Top 6 – Cover Letters!

Jul 22, 2020 Blog Post

1– Avoid the generic cover letter

Although it might seem obvious that you shouldn’t use a generic cover letter for different jobs, it is often the most common mistake people make.

You must customise what you’re going to say to each hiring manager.

All of us at some point in time have received the generic email that was written for the masses and doesn’t motivate us to take action.

So, whatever you do, do not write a single cover letter and swap out the names of the companies as you go. Personalise your cover letter in every way you can.

2- Do your research 

Prepare, Identify the right person to send your cover letter too. This is best way to ensure it gets read.

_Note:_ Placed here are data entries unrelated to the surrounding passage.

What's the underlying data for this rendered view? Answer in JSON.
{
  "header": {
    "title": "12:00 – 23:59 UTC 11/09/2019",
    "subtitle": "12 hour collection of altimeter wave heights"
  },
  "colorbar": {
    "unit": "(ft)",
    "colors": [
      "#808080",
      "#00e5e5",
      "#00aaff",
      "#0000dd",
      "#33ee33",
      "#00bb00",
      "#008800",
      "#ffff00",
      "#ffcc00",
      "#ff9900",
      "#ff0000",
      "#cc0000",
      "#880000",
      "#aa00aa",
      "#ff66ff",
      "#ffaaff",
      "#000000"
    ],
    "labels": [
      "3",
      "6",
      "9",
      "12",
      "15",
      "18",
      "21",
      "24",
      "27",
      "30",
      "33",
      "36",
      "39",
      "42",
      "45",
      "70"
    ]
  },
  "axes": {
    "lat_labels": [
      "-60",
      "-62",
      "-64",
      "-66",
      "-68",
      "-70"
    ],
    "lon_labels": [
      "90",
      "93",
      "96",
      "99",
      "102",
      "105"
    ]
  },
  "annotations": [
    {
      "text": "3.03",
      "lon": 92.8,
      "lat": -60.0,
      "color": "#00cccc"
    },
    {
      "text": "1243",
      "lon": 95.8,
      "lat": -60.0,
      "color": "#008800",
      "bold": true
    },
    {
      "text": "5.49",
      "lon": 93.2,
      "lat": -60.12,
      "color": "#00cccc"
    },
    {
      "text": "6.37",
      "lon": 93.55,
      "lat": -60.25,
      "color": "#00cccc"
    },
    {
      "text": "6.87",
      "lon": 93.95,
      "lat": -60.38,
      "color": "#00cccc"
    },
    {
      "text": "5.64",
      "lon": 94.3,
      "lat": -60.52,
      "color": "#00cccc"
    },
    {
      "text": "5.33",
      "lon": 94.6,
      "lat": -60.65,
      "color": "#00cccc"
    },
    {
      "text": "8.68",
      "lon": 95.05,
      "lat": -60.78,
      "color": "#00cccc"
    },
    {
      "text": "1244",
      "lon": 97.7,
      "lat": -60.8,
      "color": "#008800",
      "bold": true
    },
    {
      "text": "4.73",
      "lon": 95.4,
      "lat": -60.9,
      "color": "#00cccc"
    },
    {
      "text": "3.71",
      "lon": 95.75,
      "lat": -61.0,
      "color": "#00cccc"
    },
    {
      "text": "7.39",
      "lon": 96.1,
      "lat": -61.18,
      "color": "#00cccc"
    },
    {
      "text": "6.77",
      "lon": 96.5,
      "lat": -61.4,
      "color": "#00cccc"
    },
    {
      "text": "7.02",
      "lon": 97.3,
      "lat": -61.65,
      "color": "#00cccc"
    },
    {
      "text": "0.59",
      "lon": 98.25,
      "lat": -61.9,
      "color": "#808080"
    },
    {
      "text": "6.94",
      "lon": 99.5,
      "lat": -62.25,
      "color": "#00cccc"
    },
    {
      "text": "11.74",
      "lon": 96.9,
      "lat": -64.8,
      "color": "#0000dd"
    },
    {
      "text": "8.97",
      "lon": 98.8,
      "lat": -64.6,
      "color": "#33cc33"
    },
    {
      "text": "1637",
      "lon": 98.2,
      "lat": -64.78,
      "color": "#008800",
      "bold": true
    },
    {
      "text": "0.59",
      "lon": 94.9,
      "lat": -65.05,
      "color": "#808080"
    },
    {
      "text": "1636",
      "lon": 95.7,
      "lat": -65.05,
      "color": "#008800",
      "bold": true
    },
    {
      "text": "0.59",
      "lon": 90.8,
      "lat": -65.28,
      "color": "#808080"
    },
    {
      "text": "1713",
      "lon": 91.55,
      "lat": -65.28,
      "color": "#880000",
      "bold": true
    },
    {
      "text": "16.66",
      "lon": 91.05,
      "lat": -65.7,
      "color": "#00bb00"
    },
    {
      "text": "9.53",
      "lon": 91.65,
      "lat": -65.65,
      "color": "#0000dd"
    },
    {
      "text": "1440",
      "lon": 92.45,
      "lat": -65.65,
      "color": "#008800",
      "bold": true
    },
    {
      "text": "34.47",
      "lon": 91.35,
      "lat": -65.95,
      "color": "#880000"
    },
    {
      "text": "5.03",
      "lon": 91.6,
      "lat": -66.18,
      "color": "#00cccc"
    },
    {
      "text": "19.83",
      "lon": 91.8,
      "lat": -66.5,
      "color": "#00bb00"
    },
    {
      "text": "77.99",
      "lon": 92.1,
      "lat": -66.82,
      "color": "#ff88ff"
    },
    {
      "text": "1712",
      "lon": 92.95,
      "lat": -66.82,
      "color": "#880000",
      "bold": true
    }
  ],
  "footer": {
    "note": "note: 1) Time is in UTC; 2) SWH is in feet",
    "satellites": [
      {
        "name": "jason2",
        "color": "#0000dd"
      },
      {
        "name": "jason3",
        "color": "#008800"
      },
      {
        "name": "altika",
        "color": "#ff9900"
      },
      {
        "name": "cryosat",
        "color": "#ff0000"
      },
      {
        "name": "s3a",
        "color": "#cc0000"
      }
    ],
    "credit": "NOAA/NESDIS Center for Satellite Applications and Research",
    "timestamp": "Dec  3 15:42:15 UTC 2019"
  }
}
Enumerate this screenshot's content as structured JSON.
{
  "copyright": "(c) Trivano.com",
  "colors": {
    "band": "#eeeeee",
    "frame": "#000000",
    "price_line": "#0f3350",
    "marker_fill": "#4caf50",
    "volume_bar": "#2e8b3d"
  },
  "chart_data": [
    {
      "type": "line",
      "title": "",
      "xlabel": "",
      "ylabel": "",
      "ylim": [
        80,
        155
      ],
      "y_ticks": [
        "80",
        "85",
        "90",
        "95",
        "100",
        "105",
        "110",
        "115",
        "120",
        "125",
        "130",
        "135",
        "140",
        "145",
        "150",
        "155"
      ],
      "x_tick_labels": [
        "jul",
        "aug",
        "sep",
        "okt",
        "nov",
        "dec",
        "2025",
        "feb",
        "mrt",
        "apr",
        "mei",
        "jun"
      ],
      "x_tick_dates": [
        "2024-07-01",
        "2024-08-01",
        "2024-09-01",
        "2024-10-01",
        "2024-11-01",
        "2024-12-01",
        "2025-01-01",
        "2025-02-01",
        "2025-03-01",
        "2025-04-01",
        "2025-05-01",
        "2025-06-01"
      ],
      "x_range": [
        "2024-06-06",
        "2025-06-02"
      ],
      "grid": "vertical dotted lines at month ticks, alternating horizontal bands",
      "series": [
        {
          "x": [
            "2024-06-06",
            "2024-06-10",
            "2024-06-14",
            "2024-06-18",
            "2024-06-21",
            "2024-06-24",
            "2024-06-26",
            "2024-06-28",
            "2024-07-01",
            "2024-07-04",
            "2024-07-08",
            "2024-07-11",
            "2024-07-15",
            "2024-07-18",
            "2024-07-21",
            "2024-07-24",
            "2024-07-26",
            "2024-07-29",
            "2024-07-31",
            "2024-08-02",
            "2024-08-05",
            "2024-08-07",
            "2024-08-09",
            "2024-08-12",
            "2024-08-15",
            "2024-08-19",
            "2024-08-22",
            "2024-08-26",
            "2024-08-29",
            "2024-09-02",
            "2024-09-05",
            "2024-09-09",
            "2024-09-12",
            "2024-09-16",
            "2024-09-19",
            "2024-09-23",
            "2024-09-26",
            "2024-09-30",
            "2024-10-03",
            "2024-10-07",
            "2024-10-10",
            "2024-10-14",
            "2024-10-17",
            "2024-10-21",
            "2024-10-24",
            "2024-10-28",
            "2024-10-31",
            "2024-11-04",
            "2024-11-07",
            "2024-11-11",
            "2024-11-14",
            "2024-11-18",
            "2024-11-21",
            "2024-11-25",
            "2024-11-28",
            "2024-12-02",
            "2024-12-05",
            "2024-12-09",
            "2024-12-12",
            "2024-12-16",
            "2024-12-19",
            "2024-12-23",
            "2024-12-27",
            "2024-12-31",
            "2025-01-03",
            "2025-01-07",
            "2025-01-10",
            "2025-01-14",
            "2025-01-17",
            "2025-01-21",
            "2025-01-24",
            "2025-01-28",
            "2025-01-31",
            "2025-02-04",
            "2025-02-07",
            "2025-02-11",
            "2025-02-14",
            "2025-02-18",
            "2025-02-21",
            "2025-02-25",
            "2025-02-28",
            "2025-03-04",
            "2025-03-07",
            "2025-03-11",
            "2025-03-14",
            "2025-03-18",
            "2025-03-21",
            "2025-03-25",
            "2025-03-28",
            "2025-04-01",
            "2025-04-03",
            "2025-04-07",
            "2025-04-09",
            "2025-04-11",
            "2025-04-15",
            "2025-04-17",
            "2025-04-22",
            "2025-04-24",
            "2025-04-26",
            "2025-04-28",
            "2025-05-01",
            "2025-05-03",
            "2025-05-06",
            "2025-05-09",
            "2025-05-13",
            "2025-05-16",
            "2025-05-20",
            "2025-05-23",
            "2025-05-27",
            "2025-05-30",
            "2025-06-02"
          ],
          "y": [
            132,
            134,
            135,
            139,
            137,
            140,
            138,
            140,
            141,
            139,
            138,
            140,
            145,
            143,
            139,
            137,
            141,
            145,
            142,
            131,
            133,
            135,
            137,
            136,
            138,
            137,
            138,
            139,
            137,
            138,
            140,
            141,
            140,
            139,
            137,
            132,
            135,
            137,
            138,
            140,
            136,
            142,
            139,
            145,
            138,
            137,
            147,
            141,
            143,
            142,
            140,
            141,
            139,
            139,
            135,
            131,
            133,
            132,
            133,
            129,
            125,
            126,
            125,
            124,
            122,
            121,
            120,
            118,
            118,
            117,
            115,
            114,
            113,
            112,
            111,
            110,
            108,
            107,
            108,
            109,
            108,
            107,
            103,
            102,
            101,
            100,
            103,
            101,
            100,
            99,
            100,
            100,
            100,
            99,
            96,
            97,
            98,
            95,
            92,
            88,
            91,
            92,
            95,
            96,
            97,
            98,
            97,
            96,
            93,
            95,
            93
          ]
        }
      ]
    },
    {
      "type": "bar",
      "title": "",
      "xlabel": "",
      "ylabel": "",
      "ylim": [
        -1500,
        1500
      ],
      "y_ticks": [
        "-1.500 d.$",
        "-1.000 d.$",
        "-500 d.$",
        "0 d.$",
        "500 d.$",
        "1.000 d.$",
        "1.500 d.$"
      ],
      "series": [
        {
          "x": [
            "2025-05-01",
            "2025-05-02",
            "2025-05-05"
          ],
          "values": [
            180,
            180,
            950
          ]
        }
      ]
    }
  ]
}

Once again, get specific, do not send to the generic careers@ email address, try to find out who the hiring manager is, address your letter and email to them instead.

By identifying the right person, this allows you to tailor your letter to not only the company, but also the individual.

Additional tips to researching the right person:

  • Call or email the company to ask who is hiring for a certain position.
  • Use LinkedIn or the company website to determine the name of the HR person.
  • Reach out to any contacts who work there and might be able to help.

3- Opening Statement

Now that you identified the right person to address your letter too, here comes the fun part of the letter. Be CREATIVE! Present your personality whilst remaining professional.  

Opening with “I’m writing to apply for the ABC position” might not cut it. Attempt to draw the reader in by sharing what about the business has grabbed your attention and why specifically you would like to work for them.

Here are some examples:

  • “I have followed the business for some time and believe you set yourself apart from the competition. I would like to register my high interest in the ABC position. I admire your product innovation, the way you constantly stand out from the competition. As an experienced Product Manager in your sector this appeals to me greatly”.
  • “I have studied the industry for many years and have always admired your business, the prestigious projects you have been involved in fascinates me. I would like to put on record my high interest in the ABC position in London. I have a wealth of Architect contacts inside the M25, that I believe would be very interested in your product”.

4- Create Interest

Describe what you can deliver. Once you have opened up and expressed your interest, the next paragraph or two should describe what you can do for them and the company.

Set out very quickly to describe what you can deliver when you walk through that company’s doors. Have the information you have gained from the company advert or job description directly in mind. You should aim to articulate how you can ease the pain the business is enduring whist this role remains unfilled. 

You don’t want to make any promises but describing how your past experiences and achievements that are present on your CV makes you a strong candidate. 

 An example of this might be:

“You can see from my CV, during my last role, I played a key role and was responsible for bringing a new product to market. Through conception, R&D and manufacturing. Worked closely with the marketing function, created the literature, training and delivered the product training for the sales team to ultimately release the product to market”.

This should be a killer statement if you are applying with a business who are looking to hire a Product Manager for the first time. 

Another tip might be to bullet point four key experiences and achievements. Remember to always relate back to the pain points on the job description or company job advert. 

This should be no different if you are working closely with a recruitment consultant within your industry. 

5Sprinkle in some personality

You shouldn’t be afraid to use a direct tone and a bit of personality. We can all get caught up in how it is supposed to be done and the rules for cover letters, most of the time this leaves us with the world’s most boring generic cover letter. Dare to be different just keep it on point with what the company is looking for and what you can deliver. 

Dependent on the position you are showing interest in, personality of the company and your writing strengths, should determine if you use humour or casual language in your letter.

An example of this might be the obvious differences between applying for a Finance Manager position at a large multinational, compared to a Marketing Manager where you have more room to be creative. Do your research on the business and adjust your tone accordingly. 

6Call to action

Almost done! Before concluding your dazzling cover letter, you need to add one more thing, call to action for your reader. 

Make it clear what you want them to do and what you are going to do.

Give your call to action a timeline. Add contact details so that the reader can contact you. Either way, make sure the reader knows what action to take now that you’ve totally wowed them.

If you want to stand out in a crowd a strong cover letter could be the key to your success. Take your time, let your personality shine. 

I hope you have found our Top 6 Tips helpful.